We stumbled upon an interesting e-commerce website - Bellroy, who specializes in slim leather wallets. We did spend a good few minutes on the website, and immediately impressed by the quality of the website layout and content.
We did spend a good few minutes on the website, and immediately impressed by the quality of the website layout and content.
The more time we spend on the website, the more we think this is a post-worthy (we only write and share one article on weekly basis).
Moreover, the whole user experience on the website is so good that you might forget about owning a Louis Vuitton and get a Bellroy wallet instead!
#1. Solve your customers problem
It is not a surprise that many website owners or stakeholders always wanted to have the website designed to their own preference (or benchmarking competitors), without much considerations on their own user experience.
Bellroy demonstrates a perfect example on how website should be designed, by mainly highlighting how your product or service can help solve your potential customer's problem.
Just go and navigate around Bellroy website, it is mostly about the problem statement, not promotions or how much discount they are giving.
#2. Demonstrate your product via video
Visit any Bellroy product pages (for example this one) and the key / default visual is not an image, but a video instead, a nicely done one.
Again, it is a video on how their product can solve a problem, or more precisely how their wallet can make your life better, or looks cool.
Some e-commerce websites are including video in the product description, but perhaps worth reconsidering whether can the video capture user's attention (if they scroll down the page)?
#3. Visualize your product application & size
This is very similar to what we have shared earlier on 8 e-commerce tips you can learn from TV shopping.
As shown in the picture above, Bellroy demonstrates a good example of product application or usage, on how many dollar notes and cards can fit into the wallet.
Put yourself in your customers shoes, will you be able to imagine how big is the product by just displaying the dimension or measurement?
Again, Bellroy provides a good example on relative comparison, on how big is the wallet comparing to an iPhone (or something else) side by side.
#4. Speak the user language
It is an easy way to structure your website menu by breaking down into product categories. However, have you ever considered how an ordinary user would browse your website, not how you wanted to "breakdown" the products?
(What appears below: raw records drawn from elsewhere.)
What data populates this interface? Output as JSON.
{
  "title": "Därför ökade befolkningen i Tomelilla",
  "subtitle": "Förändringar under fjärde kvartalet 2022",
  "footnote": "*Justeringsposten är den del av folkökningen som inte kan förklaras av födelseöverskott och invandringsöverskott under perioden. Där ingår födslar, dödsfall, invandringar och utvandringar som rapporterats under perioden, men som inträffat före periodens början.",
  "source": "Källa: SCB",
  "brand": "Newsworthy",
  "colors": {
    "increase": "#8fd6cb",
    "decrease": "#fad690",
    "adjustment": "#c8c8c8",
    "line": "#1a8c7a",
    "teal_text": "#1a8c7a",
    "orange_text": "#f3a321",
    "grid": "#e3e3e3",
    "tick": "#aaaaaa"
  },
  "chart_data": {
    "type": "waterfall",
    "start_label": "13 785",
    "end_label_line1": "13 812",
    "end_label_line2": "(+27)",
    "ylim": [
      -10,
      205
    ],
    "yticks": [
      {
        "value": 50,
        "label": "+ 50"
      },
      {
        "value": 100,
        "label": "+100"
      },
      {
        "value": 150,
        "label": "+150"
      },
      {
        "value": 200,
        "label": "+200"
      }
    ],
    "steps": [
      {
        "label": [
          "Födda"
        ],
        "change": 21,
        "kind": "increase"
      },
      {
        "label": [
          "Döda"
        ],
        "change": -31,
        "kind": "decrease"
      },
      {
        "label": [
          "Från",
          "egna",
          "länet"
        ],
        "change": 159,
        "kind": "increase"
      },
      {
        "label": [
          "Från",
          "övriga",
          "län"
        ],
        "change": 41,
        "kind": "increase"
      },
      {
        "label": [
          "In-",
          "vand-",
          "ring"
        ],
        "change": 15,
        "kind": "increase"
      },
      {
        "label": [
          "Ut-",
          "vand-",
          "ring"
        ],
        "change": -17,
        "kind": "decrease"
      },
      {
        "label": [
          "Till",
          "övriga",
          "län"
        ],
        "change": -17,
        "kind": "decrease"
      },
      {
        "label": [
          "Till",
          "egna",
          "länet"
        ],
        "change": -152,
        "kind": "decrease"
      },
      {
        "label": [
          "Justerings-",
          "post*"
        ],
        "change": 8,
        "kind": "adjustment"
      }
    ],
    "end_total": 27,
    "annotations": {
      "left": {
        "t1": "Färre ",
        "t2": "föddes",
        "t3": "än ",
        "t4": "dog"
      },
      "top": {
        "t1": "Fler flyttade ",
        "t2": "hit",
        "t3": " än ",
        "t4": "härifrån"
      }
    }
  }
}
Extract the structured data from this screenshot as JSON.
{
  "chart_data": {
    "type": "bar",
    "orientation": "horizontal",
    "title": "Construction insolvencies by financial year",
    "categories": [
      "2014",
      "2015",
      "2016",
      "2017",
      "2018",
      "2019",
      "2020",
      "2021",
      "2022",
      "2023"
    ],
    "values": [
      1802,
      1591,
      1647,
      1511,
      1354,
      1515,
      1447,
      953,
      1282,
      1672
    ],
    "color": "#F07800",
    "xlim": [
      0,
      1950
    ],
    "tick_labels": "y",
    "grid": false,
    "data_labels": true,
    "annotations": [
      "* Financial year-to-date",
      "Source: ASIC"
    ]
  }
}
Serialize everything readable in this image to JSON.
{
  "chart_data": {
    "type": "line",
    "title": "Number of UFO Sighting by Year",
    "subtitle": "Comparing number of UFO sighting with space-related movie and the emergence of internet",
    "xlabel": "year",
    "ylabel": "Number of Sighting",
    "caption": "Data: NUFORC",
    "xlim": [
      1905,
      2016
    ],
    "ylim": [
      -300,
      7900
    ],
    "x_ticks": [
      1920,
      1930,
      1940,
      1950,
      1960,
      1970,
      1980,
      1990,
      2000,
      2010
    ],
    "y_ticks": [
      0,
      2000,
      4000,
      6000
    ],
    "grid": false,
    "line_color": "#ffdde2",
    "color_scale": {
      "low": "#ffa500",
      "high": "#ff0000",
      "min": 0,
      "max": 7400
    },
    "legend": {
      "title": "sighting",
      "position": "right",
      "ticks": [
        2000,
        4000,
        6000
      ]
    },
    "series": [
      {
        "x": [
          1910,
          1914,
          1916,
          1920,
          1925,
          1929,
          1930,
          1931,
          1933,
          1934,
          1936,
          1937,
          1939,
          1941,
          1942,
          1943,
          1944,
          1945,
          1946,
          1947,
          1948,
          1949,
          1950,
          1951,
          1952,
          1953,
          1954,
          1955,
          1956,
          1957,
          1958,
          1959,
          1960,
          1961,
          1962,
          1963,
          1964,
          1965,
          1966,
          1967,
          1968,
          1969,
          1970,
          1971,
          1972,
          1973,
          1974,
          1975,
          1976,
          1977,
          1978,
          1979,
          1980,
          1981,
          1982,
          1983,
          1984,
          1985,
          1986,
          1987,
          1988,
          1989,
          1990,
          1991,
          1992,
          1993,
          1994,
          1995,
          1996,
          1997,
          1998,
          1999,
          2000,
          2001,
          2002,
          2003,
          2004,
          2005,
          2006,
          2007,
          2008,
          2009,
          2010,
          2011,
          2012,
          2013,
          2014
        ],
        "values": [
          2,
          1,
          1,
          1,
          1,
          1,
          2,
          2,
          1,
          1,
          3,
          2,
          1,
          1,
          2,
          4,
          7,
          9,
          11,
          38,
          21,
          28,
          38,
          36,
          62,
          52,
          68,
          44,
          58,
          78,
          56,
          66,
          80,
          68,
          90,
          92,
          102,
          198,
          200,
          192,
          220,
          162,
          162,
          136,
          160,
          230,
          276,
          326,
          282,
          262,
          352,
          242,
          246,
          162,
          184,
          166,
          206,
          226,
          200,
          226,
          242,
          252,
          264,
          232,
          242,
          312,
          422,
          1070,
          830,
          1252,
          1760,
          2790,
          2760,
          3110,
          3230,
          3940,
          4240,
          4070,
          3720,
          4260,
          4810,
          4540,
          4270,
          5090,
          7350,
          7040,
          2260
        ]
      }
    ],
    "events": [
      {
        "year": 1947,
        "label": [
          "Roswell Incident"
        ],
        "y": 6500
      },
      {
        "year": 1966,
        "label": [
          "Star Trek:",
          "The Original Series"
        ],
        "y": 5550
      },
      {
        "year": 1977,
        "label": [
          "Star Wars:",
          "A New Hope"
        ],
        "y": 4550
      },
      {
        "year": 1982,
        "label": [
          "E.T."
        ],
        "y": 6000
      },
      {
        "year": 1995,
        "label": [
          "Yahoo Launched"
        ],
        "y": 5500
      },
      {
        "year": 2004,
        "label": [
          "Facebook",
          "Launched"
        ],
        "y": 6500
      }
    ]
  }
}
Just refer to the screen capture above on Bellroy's menu bar, there are "For Everyday (cash, cards & more)", "For Phone (covers for your phone)", "For Travel (passports & boarding passes)", "For Outdoors (protection from the elements)".
Your website visitors do not understand your products as much as you do, so start speaking their language instead.
#5. Know where is your customer location
Let's face the fact that not all your website visitors are ready to buy online so how they can locate you "offline"?
It is typical that when you visit any other retailer's website, you have to select the state / area to filter the results in the store locator page.
Why not making use of the technology, by automatically showing and sort the stores which are located nearest to the user's current location?
The beauty of doing an online business is that you are able to leverage on technology, to understand more about your visitors, and provide GREAT convenience to them!